Con il quarto motivo il ricorrente principale, denunciando violazione e/o falsa applicazione delle norme sull’interpretazione del contratto ed omessa motivazione, assume che, in relazione alla ritenuta simulazione di alcune vendite immobiliari avvenute negli anni 1951- 1954-1955 e 1962 tra il padre ed il figlio A. in quanto dissimulanti donazioni in favore di quest’ultimo, il giudice di appello non ha fornito alcuna argomentazione al riguardo e non ha tenuto conto che si trattava di intestazioni fiduciarie per motivi di ordine fiscale, e che, venute meno tali esigenze, l’esponente aveva ritrasferito la proprietà di detti beni con rogito del 7-11-1968 alla madre, che a sua volta li aveva ceduti a terzi.

La censura è inammissibile.

Invero con il motivo in esame il ricorrente principale, prospettando la natura fiduciaria di alcune intestazioni di immobili in suo favore tramite compravendite stipulate con M.N.M., solleva una questione giuridica, implicante degli accertamenti di fatto, che non risulta trattata nella sentenza impugnata; pertanto il ricorrente principale, al fine di evitare una sanzione di inammissibilità per novità della censura, aveva l’onere – in realtà non assolto – non solo di allegare l’avvenuta deduzione della questione dinanzi al giudice di appello, ma anche di indicare in quale atto del giudizio precedente lo avesse fatto, per dar modo a questa Corte di controllare "ex actis" la veridicità di tale asserzione, prima di esaminare nel merito la questione stessa.

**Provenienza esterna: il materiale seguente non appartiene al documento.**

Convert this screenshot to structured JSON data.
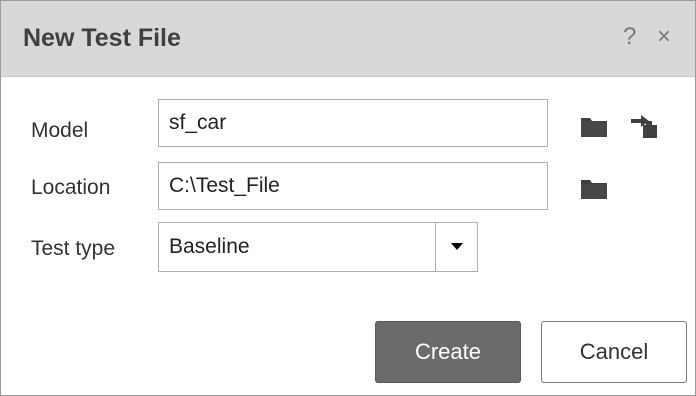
{
  "dialog": {
    "title": "New Test File",
    "help_label": "?",
    "close_label": "×"
  },
  "form": {
    "model": {
      "label": "Model",
      "value": "sf_car"
    },
    "location": {
      "label": "Location",
      "value": "C:\\Test_File"
    },
    "test_type": {
      "label": "Test type",
      "value": "Baseline"
    }
  },
  "icons": {
    "model_browse": "folder-icon",
    "model_current": "use-current-model-icon",
    "location_browse": "folder-icon",
    "dropdown": "caret-down-icon"
  },
  "buttons": {
    "create_label": "Create",
    "cancel_label": "Cancel"
  },
  "colors": {
    "titlebar": "#d8d8d8",
    "primary_button": "#6b6b6b",
    "icon": "#404040"
  }
}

Venendo a tal punto all’esame del ricorso incidentale, si rileva che con il primo motivo M.N.M.C., denunciando violazione e/o falsa applicazione dell’art. 589 c.c., afferma che erroneamente la Corte territoriale ha escluso nella fattispecie la ricorrenza del testamento collettivo in quanto i due testamenti olografi lasciati da M.N.M. e da F.C. erano stati redatti in due documenti separati invece che in un unico atto scritto, in tal modo intendendo delineare la differenza tra testamenti corrispettivi (leciti) e testamento collettivo (nudo) nel dato formale del documento in cui il testamento è incorporato, trattandosi di due documenti nei testamenti reciproci e di un documento nel testamento collettivo; invero, considerato che l’unica "ratio" possibile della norma sopra menzionata risiede nella tutela del principio di personalità del testamento, ne consegue che, in presenza di due testamenti olografi coevi e di identico contenuto redatti da due coniugi conviventi da oltre quaranta anni, non si possa escludere la reciproca influenza dei due testatori.

La censura è infondata.

Il giudice di appello ha premesso che ricorre il testamento collettivo allorchè due o più persone dispongano insieme della propria successione, con la conseguenza che ciascuna di esse non potrebbe da sola revocare le proprie disposizioni testamentarie, e che il testamento collettivo, involgendo la tematica della revoca del testamento, è sanzionato di nullità poichè formulato in violazione di tale principio; ha quindi escluso nella fattispecie la sussistenza del testamento collettivo, considerato che non ricorreva l’ipotesi di un documento unitario, avendo M.N.M. e F.C. disposto dei loro beni con due testamenti olografi di stile e contenuto diverso.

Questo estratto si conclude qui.